Finland’s world class state education system shows what we can achieve. This is long overdue! https://t.co/gwJZTm0pns
— Owen Jones🌹 (@OwenJones84) September 23, 2019
In letters to The Guardian, readers are cautious of the effectiveness of Labour’s proposal but appear to agree it will make British society fairer. While it wouldn’t “directly improve the life chances of those left behind, it would take away the automatic life-privileging of those wealthy enough to attend them, thus creating a more level playing field”, wrote Michael Miller from Sheffield.
2. Reform
The recently launched Private School Policy Reform (PSPR) is a pro-reform thinktank and platform for comment and debate. The site aims to research, assess and discuss options for the reform of private schools in the UK, starting with a list of six options for political parties to throw their weight behind:
- Taxing private school fees to reduce demand for private schooling while raising revenue.
- Removing charitable status, which would remove reduction of local business tax they have to pay.
- Introduce a policy of contextual admissions to university to counterbalance the advantages of private educated students.
- Fair Access Scheme, where one-third (initially) of the new intake at all private primary and secondary schools will become free, state-school places. The schools will now become partly private, partly state schools.
- Phasing out private education altogether.
- Reform by offering mass bursaries and sponsorships to fill at least a third of places with children from low to middle income, non-affluent families.
3. Keep
Private school headteachers have criticised the move to abolish the private education system as one that would deny parents the option of choosing an alternative education path for their children.
Head of Eton hits back at Labour plans to abolish private schools | Education | The Guardian https://t.co/2e1dMHuTEW
— Eton College (@Eton_College) September 24, 2019
Fiona Boulton, Chair of the Headmasters’ and Headmistresses’ Conference (HMC), called the plan one “based on ignorance and the desire to damage”. Meanwhile, the Independent Schools Council said the Labour Party is putting politics “before the interests of children” and creating a distraction from the real problems in education, such as more funding for state schools and support for underperforming pupils.

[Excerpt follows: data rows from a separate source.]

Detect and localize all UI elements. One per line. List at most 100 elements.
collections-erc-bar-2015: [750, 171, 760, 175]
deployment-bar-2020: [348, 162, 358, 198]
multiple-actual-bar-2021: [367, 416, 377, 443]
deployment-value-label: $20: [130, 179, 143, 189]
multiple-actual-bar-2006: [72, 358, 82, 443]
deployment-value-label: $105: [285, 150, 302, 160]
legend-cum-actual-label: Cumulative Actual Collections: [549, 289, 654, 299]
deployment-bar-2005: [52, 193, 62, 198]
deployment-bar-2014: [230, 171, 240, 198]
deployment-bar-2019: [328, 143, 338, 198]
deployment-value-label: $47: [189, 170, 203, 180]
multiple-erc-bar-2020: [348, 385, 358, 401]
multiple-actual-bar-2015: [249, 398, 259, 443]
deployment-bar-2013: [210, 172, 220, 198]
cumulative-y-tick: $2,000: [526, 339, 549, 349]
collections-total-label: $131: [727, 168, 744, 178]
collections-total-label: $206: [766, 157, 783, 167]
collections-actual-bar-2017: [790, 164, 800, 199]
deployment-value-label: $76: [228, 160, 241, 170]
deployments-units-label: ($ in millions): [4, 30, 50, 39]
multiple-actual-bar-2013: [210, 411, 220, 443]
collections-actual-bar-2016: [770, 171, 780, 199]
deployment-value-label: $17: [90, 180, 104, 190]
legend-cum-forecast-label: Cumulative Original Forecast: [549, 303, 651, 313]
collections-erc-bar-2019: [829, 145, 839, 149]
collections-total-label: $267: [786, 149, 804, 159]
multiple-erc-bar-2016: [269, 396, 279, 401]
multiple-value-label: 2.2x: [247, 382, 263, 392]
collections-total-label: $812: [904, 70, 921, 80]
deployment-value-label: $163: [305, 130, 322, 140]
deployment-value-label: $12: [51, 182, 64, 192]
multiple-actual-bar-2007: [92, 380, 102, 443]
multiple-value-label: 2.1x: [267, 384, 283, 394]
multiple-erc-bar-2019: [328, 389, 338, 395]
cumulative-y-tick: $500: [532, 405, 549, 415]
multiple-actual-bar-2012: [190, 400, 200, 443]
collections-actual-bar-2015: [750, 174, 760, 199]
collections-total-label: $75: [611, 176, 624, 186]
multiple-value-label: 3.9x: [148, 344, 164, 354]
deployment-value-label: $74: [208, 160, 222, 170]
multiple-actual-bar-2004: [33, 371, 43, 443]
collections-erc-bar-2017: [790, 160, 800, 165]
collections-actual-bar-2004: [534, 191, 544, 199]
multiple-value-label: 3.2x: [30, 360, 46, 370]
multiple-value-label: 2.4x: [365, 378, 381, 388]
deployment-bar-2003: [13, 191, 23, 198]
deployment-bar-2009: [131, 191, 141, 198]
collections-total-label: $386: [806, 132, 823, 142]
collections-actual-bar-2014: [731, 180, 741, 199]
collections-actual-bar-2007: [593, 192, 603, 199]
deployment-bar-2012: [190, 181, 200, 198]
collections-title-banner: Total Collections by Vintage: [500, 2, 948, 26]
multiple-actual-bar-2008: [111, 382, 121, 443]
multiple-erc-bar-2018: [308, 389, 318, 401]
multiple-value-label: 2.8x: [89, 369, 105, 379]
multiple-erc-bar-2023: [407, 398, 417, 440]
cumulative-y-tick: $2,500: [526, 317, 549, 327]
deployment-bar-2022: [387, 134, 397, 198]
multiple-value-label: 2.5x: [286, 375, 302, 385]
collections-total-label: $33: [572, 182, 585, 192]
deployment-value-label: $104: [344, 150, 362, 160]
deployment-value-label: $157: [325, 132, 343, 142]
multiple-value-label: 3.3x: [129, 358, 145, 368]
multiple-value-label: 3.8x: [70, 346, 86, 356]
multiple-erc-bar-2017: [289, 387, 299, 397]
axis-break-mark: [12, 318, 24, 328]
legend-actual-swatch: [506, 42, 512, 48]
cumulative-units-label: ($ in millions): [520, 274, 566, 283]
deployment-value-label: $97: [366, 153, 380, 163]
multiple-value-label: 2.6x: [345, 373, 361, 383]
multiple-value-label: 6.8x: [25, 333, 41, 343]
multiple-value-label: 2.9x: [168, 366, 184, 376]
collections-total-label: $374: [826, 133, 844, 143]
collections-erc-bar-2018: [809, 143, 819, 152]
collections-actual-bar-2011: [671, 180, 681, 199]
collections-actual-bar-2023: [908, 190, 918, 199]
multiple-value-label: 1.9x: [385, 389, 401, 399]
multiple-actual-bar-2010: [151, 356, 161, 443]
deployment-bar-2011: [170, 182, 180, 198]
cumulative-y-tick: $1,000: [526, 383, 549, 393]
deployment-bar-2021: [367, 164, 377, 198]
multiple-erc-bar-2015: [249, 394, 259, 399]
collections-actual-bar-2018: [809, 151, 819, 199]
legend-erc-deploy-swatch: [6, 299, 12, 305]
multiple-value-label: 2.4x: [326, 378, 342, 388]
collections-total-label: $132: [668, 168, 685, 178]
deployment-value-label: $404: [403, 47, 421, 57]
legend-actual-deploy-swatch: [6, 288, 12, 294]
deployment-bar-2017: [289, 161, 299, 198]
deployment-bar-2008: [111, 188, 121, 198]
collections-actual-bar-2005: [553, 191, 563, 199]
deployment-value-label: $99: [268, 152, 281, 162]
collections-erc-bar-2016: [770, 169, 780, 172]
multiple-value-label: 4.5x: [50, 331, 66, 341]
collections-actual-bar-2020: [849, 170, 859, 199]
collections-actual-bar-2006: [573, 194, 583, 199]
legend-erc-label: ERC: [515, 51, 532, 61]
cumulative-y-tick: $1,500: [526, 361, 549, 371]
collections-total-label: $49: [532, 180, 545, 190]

While the headmaster of Eton College – the alma mater for 19 British Prime Ministers – admits that the education system is unequal, he described the move to abolish as one that would be “abolishing excellence”.
“I don’t think that by abolishing some of the best schools in the world, by confiscating and redistributing their assets, that we are going to improve the life chances of young people who have been left behind by the education system,” he said in an interview with The Guardian.
“More fundamentally than that, I don’t think it will work,” he continued. “I don’t think it will improve equality within the education system.”